- President Donald Trump is threatening to upset the individual market by refusing to pay cost-sharing reduction (CSR) payments to insurance companies. The White House is also pushing Congress to continue efforts to repeal the Affordable Care Act (ACA) despite three votes last week in the Senate failing to garner enough support among Republicans.
- With the deadline for adjusting individual market rates a little more than two weeks away, insurance companies are pleading with the White House and Congress to make good on the CSRs and warn that premium rates would increase substantially if they are not paid.
- Meanwhile, a bipartisan group of about 40 lawmakers have been discussing changes to the ACA that both sides of the aisle can support. They are discussing permanent CSR funding, weakening the employer mandate and repealing the medical device tax, Politico reported.
After last week’s dramatic events, which delivered a big blow to the GOP and their push to repeal the ACA, the Trump administration is indicating it isn’t finished with healthcare.
Insurance companies are focused on the CSRs. They say without the payments premiums would likely increase by about 20% and the individual market would quickly become unsustainable.
Trump said on Twitter he might stop the CSRs, which he called a bailout for insurance companies. White House budget director Mick Mulvaney said the official position from the White House is that Congress not vote on any other issue until it has passed healthcare legislation. Also, HHS Secretary Tom Price said he is considering weakening the individual mandate by expanding waivers.

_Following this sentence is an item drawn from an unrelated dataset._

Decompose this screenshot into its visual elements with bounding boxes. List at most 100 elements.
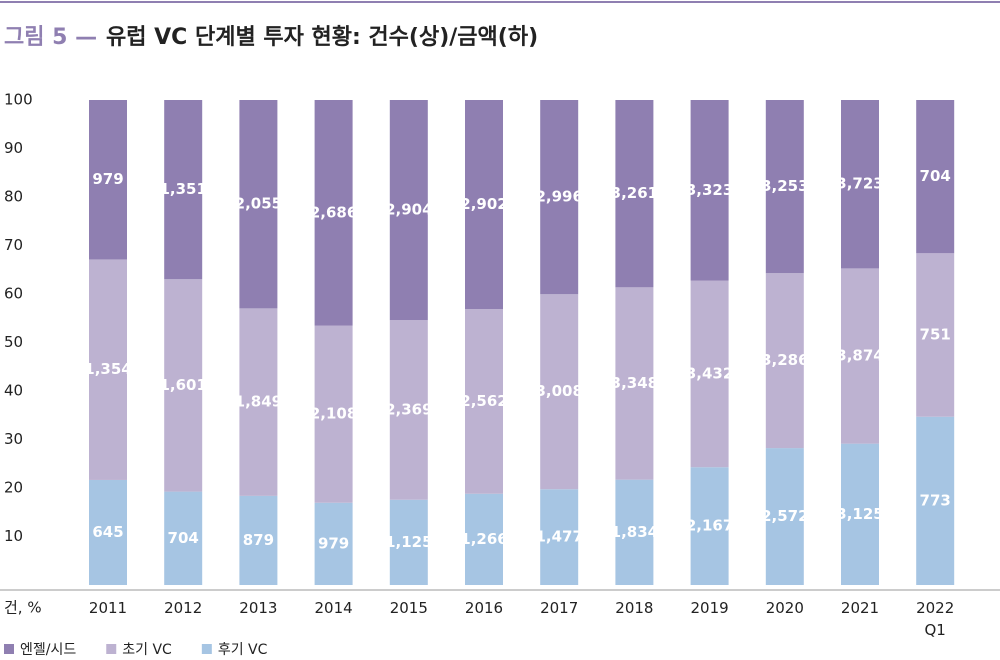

The group of bipartisan centrists could be one avenue toward passing ACA changes, but many Republicans (and presumably the White House) won’t be satisfied unless the majority of the ACA is repealed. But more moderate Republicans oppose those measures, and as last week shows, the slim majority for the GOP is difficult for party leaders to overcome.
Even if Republicans drop the prospect of full ACA repeal, the administration could weaken the act by removing the individual mandate penalty. Also, the deadline for reauthorizing the Children’s Health Insurance Program is coming in September, and could be a vehicle for other healthcare legislation.